Note that the second parameter for sealed() is null, because there are no optional properties, the signature is (props, optionalProps, metadata). For convenience, the library differentiates objects with and without additional properties as object() and sealed(), respectively — both with the same signature. There's a JSON Schema compatibility helper that lets you define schemas with the same API but get JSON Schema instead — useful for Fastify:

import Fastify from 'fastify'
import jsontypedef from 'jsontypedef'

const { object, string } = jsontypedef.schema

fastify.post('/the/url', {
  schema: {
    headers: object({
      'x-foo': string()
    }),
  },
  handler (req, reply) {
    reply.send('ok')
  }
})

Fastify of course recommends fluent-json-schema for the same purpose, but I've found my JTD version to be a little less verbose.

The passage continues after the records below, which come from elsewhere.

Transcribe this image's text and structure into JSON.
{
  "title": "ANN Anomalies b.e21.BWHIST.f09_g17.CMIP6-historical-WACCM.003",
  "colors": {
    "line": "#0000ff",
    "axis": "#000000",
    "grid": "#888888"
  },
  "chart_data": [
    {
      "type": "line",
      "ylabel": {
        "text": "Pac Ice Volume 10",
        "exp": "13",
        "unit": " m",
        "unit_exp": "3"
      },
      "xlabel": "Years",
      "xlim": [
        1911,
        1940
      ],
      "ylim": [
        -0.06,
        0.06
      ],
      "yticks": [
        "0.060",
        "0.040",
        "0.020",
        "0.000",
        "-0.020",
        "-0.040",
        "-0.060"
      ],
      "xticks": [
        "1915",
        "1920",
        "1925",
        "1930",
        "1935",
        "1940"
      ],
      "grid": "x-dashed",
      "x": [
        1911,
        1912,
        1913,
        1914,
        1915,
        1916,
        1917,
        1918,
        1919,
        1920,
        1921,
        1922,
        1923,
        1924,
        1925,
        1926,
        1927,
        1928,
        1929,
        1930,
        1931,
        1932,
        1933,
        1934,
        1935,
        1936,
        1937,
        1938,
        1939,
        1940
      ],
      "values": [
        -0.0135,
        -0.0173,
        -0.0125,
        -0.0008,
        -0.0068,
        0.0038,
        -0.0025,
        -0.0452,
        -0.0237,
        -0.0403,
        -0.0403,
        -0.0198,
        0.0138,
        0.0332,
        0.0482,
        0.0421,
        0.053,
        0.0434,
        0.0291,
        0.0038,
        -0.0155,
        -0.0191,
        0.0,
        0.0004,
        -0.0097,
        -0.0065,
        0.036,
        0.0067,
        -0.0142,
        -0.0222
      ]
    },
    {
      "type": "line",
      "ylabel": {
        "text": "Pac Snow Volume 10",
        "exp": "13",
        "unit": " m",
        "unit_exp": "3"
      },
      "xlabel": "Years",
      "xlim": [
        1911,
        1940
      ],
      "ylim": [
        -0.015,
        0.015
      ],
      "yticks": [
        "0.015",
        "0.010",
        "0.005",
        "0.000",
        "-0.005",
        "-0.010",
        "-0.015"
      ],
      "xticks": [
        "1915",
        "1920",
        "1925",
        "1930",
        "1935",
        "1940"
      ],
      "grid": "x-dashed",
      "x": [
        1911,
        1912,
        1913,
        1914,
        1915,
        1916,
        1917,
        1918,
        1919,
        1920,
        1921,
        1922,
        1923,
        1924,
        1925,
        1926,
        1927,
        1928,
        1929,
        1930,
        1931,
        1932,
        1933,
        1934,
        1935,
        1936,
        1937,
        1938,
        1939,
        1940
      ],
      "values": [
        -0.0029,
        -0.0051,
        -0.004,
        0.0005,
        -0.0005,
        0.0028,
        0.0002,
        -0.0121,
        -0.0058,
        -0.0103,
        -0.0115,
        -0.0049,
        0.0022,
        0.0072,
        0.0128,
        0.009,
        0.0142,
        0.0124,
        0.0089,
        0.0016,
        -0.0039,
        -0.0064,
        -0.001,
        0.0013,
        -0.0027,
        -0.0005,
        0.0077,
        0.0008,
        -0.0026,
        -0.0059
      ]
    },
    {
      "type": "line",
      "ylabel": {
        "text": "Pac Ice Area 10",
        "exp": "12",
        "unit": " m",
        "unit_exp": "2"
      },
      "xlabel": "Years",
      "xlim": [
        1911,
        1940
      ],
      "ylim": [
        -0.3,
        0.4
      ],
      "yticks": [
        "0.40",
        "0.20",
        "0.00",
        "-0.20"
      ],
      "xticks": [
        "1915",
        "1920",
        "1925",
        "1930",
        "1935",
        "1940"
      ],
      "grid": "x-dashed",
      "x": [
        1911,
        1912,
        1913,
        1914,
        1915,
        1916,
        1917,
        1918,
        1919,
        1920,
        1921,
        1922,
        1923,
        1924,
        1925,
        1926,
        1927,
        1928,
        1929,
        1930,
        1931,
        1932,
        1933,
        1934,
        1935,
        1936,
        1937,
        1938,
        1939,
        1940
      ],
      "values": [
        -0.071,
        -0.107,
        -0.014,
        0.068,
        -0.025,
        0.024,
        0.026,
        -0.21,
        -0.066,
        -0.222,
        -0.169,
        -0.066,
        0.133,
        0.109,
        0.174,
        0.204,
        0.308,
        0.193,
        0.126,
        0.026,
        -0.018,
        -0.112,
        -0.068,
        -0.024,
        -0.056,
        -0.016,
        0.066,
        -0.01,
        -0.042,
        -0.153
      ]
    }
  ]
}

Here's an example using fluent-json-schema:

const schema = S.object()
  .title('My First Fluent JSON Schema')
  .description('A simple user')
  .prop('email', S.string().format(S.FORMATS.EMAIL).required())
  .prop('password', S.string().minLength(8).required())
  .prop('role', S.string().enum(Object.values(ROLES)).default(ROLES.USER))

And with jsontypedef:

const schema = object({
  email: string(),
  password: string(),
  role: values(Object.values(ROLES)),
}, null, {
  title: 'My First Fluent JSON Schema',
  description: 'A simple user',
})

Note that the second parameter of jsontypedef.object() is reserved for optional properties, and in this case there are none. A lot of the reduced verbosity has to do of course with the fact JTD doesn't include the granular data validation rules from JSON Schema, but if you're not using them, it's worth the noise reduction!

⁂

Before wrapping up, here's another bit of trivia: perhaps not really trivia, but I'm guessing you never heard of RFC 8610, or, Concise Data Definition Language (CDDL). It's used in RFC 8927 to describe JTD itself:

properties = (with-properties // with-optional-properties)
with-properties = (
  properties: { * tstr => { schema }},
  ? optionalProperties: { * tstr => { schema }},
  ? additionalProperties: bool,
  shared,
)
with-optional-properties = (
  ? properties: { * tstr => { schema }},
  optionalProperties: { * tstr => { schema }},
  ? additionalProperties: bool,
  shared,
)

That's when I learned about Carsten Bormann, the author of CDDL, CBOR and many other RFCs. cbor-node has over 250k weekly downloads on npm. I had never heard of it before, but it must be pretty useful. Carsten has been authoring RFCs since 1998 and recorded a nice little video explaining CDDL and its history. CDDL actually looks great and seems to enable a lot of the same features of JSON Schema. Unfortunately the JavaScript tooling doesn't seem to be mature enough yet, if only ajv would support it!